On converting from single-AZ RDS to multi-AZ RDS,

published at 8:05pm on 05/04/11

A couple of weeks ago, we were bitten by the Amazon AWS outage that affected so much of the internet. We were lucky enough that the outage only affected our main RDS database instance, we did not lose any data, we were able to recover from a snapshot, and we managed to get some great press out of the deal. That said, we decided that we wanted a bit more reliability from our hosting infrastructure, and while most of our system was designed to fail gracefully, our database was a single point of failure that, in this case, failed.

So, while it may not have helped us in this particular instance (due to the nature of Amazon’s outage), we decided that we should convert our database instance from a single instance to one that is backed by Amazon’s Mutli-Availability Zone failover mechanism. Even though, according to Amazon’s own post-mortem, their Multi-AZ instances didn’t failover correctly in this particular outage, I trust that they’ve learned from their mistakes and that, in the future, the failover will work properly.

So what does this actually mean? It means that there our Mysql database instance has a hot spare always at the ready in case anything catastrophic happens to our master. In case of any sort of failure to our main database, Amazon should detect this and automatically switch us over to the backup. Then, they will bring up a new backup instance for our newly promoted master and we will be protected again from failure. This should all happen transparently and our site should see minimal interruption in the case of this kind of failure. In addition, backups and upgrades are all done on the backup instance, meaning that we should see even more stability in our day-to-day usage. Sounds like a win all around for us.

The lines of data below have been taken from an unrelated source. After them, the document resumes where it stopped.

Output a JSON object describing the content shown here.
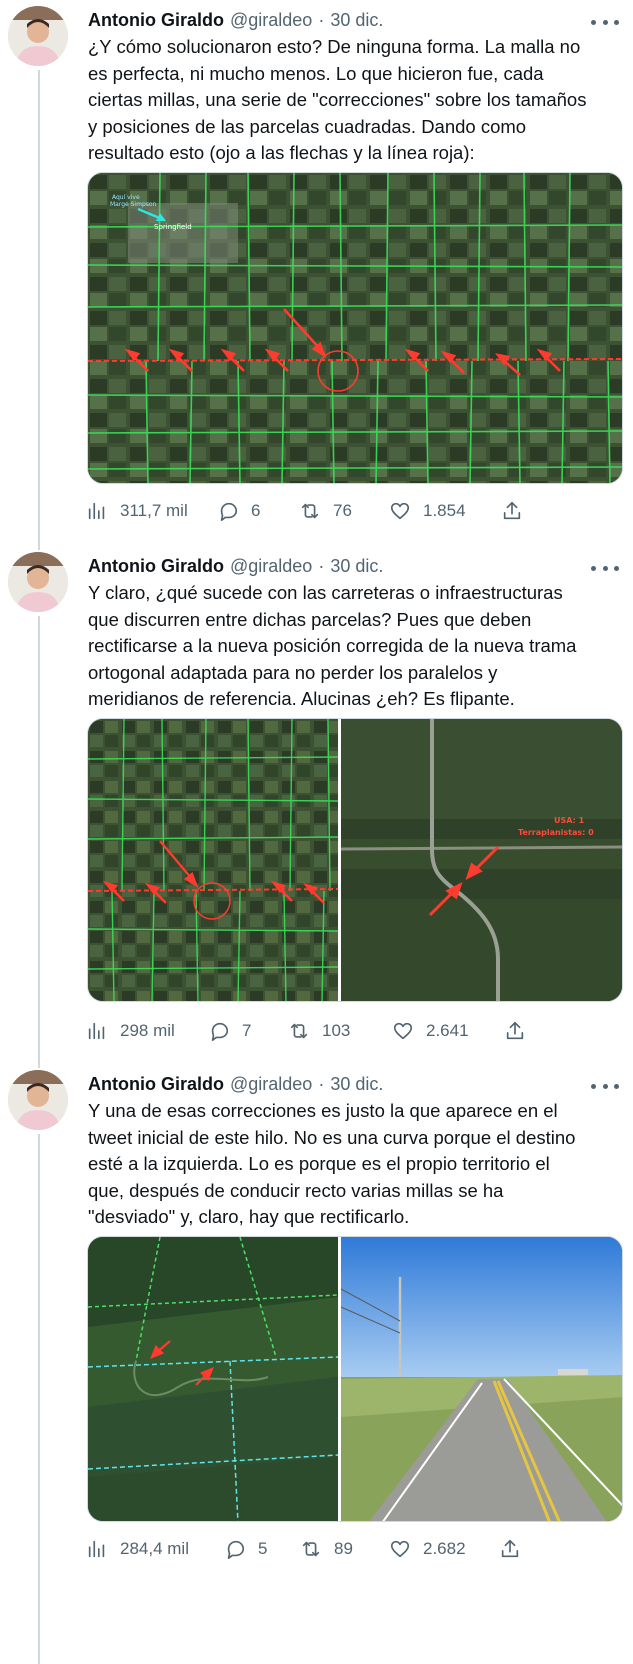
{
  "tweets": [
    {
      "author": "Antonio Giraldo",
      "handle": "@giraldeo",
      "separator": "·",
      "date": "30 dic.",
      "text": "¿Y cómo solucionaron esto? De ninguna forma. La malla no\nes perfecta, ni mucho menos. Lo que hicieron fue, cada\nciertas millas, una serie de \"correcciones\" sobre los tamaños\ny posiciones de las parcelas cuadradas. Dando como\nresultado esto (ojo a las flechas y la línea roja):",
      "media_labels": [
        "Aquí vive\nMarge Simpson",
        "Springfield"
      ],
      "stats": {
        "views": "311,7 mil",
        "replies": "6",
        "retweets": "76",
        "likes": "1.854"
      }
    },
    {
      "author": "Antonio Giraldo",
      "handle": "@giraldeo",
      "separator": "·",
      "date": "30 dic.",
      "text": "Y claro, ¿qué sucede con las carreteras o infraestructuras\nque discurren entre dichas parcelas? Pues que deben\nrectificarse a la nueva posición corregida de la nueva trama\nortogonal adaptada para no perder los paralelos y\nmeridianos de referencia. Alucinas ¿eh? Es flipante.",
      "media_labels": [
        "USA: 1",
        "Terraplanistas: 0"
      ],
      "stats": {
        "views": "298 mil",
        "replies": "7",
        "retweets": "103",
        "likes": "2.641"
      }
    },
    {
      "author": "Antonio Giraldo",
      "handle": "@giraldeo",
      "separator": "·",
      "date": "30 dic.",
      "text": "Y una de esas correcciones es justo la que aparece en el\ntweet inicial de este hilo. No es una curva porque el destino\nesté a la izquierda. Lo es porque es el propio territorio el\nque, después de conducir recto varias millas se ha\n\"desviado\" y, claro, hay que rectificarlo.",
      "stats": {
        "views": "284,4 mil",
        "replies": "5",
        "retweets": "89",
        "likes": "2.682"
      }
    }
  ],
  "icons": {
    "views": "bar-chart-icon",
    "replies": "reply-bubble-icon",
    "retweets": "retweet-icon",
    "likes": "heart-icon",
    "share": "share-upload-icon",
    "more": "more-dots-icon"
  },
  "colors": {
    "text_primary": "#0f1419",
    "text_secondary": "#536471",
    "thread_line": "#cfd9de",
    "grid_green": "#3be05a",
    "correction_red": "#ff3b2f"
  }
}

We had our main database server up and running for about a year I could not for the life of me find any information about how long this conversion would actually take. We have a 30GB large instance living in the US East Availability Zone.

At 9:55 pm EST on a Sunday night I took our site offline and started the conversion process. This consisted solely of clicking a checkbox in the RDS web interface, making sure that the checkbox to apply the changes immediately was checked, and clicked “save.” The conversion process started almost immediately and at 10 minutes later it was done.

I’m not sure if the database was inaccessible that whole time, but I took the site down anyway, just to be safe. All it all, the upgrade was completely transparent to me and required no other intervention on my part.

We’ve seen no adverse affects to this upgrade (other than to our bill – the multi-AZ instances cost twice as much as a non-AZ instance), but for us, the peace of mind is worth it.

Filed under: Technology

At 2:07 pm on 11.02.17, Anurag said,

Hi, Good day!
Can you please help me out with this question. I have to give AWS SysOps Admin – Associate exam and having loads of doubts.

Hope you could help out. So can enabling automated back ups turn single AZ into multi AZ?